È bello vedere che per continuare la sua missione, Gesù sceglie gente debole e paurosa; dà fiducia a coloro che sono ancora macchiati dalla vergogna di averlo tradito. Essi non sono chiamati a predicare la strepitosa forza di Dio, ma il suo amore, un amore che essi hanno compreso in modo pieno proprio mentre si trovavano nell’errore, nella paura. Inoltre, nel vangelo di Matteo, Gesù non appare agli apostoli a Gerusalemme, ma invia loro un messaggio attraverso le donne dicendo che tornino in Galilea. La Galilea è il loro luogo di origine, lontano dalla città santa e dal tempio, abitato da gente comune, magari un po’ sospetta come lo sono sempre quelli lontani dal centro.

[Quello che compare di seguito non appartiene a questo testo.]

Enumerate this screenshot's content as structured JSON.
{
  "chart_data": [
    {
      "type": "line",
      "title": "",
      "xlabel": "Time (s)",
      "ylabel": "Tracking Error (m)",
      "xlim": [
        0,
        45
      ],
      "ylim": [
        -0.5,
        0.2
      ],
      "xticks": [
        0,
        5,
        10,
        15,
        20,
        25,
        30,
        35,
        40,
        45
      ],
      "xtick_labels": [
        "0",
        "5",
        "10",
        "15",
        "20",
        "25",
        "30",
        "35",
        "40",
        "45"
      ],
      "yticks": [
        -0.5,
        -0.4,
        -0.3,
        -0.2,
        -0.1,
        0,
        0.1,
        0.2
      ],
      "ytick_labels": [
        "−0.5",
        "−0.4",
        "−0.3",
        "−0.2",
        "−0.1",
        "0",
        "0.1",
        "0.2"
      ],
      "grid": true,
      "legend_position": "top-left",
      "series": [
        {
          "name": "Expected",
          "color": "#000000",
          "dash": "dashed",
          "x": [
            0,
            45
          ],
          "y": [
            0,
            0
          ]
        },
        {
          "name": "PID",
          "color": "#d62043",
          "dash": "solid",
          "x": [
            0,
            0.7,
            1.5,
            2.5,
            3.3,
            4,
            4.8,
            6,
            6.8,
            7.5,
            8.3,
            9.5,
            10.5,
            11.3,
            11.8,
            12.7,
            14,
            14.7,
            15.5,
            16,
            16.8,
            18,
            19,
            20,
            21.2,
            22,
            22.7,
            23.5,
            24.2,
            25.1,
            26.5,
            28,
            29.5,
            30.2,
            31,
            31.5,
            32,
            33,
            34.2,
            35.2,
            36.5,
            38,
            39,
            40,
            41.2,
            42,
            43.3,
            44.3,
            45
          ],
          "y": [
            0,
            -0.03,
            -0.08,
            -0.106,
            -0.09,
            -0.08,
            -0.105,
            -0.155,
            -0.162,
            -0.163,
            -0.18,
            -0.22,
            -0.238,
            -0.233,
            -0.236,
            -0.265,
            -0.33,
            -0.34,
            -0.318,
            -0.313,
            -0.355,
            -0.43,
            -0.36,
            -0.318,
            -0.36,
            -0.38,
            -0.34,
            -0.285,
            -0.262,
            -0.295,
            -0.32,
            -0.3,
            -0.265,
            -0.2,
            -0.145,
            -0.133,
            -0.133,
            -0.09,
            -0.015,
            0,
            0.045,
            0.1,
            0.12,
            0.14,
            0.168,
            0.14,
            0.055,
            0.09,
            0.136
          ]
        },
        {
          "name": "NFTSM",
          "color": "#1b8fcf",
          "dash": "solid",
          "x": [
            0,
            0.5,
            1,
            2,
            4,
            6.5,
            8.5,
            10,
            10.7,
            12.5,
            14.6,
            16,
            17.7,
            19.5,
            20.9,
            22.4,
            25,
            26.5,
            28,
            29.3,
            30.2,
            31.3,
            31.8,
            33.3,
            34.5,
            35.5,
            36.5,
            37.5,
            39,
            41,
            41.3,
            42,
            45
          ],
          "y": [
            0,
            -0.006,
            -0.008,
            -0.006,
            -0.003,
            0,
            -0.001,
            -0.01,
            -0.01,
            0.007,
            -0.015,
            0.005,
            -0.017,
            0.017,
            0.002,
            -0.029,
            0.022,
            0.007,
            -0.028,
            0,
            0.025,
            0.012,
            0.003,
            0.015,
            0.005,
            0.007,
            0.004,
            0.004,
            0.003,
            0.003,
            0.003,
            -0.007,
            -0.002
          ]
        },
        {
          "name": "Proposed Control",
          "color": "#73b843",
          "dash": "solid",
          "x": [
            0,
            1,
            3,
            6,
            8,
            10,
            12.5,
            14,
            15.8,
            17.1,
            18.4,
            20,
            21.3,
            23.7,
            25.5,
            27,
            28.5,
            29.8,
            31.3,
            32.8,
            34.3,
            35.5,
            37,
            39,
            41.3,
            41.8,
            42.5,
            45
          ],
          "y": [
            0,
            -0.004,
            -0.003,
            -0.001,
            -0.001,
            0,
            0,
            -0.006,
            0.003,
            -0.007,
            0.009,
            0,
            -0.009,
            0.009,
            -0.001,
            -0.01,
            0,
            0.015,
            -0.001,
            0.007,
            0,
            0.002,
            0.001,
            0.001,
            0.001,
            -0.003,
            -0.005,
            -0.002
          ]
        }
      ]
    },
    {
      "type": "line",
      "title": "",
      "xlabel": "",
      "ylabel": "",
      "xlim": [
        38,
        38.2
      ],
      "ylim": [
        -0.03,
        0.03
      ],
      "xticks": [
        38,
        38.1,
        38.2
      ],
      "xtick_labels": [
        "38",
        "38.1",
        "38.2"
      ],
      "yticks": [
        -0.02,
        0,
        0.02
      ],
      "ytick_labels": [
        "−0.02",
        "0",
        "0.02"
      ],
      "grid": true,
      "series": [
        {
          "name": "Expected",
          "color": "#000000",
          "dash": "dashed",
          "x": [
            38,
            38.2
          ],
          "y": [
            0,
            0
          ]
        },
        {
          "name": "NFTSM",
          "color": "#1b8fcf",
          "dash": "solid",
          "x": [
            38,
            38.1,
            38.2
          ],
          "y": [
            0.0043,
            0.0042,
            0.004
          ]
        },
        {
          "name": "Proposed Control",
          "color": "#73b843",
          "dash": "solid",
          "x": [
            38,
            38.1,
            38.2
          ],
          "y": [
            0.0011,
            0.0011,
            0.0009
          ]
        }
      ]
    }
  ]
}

Lì essi devono salire “sul monte”, non ci viene detto quale, ma devono innalzarsi sopra la quotidianità senza staccarsi da essa, per ricercare quel qualcuno che ha cambiato la loro vita. Sono ancora pieni di contraddizioni, si inginocchiano per adorarlo ma dubitano di Lui. Gesù non fa nessun accenno alla loro debolezza, si limita a dare loro il mandato come fossero le persone più esperte e perfette. Noi spendiamo troppo tempo della nostra vita a leccare le ferite dei nostri sbagli, a filosofare sui nostri errori e come evitarli, e ci dimentichiamo che siamo chiamati da Dio e abbiamo una missione da compiere: annunciare il suo amore.
Dobbiamo passare dall'esperienza della sconfitta per comprendere la bellezza della vittoria. La perfezione che noi abbiamo attribuito a Dio non è la perfezione di chi vince sempre, ma è la perfezione di chi sa trasformare tutto, anche le sconfitte, in vittoria. Dobbiamo imparare che per Dio, vincere non è reprimere o annientare i nemici, ma amare e promuovere tutto e tutti. L'amore si manifesta più nella sofferenza che nelle conquiste materiali.
Oggi celebriamo la Trinità; cosa celebriamo? Chi celebriamo? O meglio: Che cosa sperimentiamo dentro di noi?
Ecco, la domanda giusta non è “chi è Dio?”, ma “chi siamo noi?”.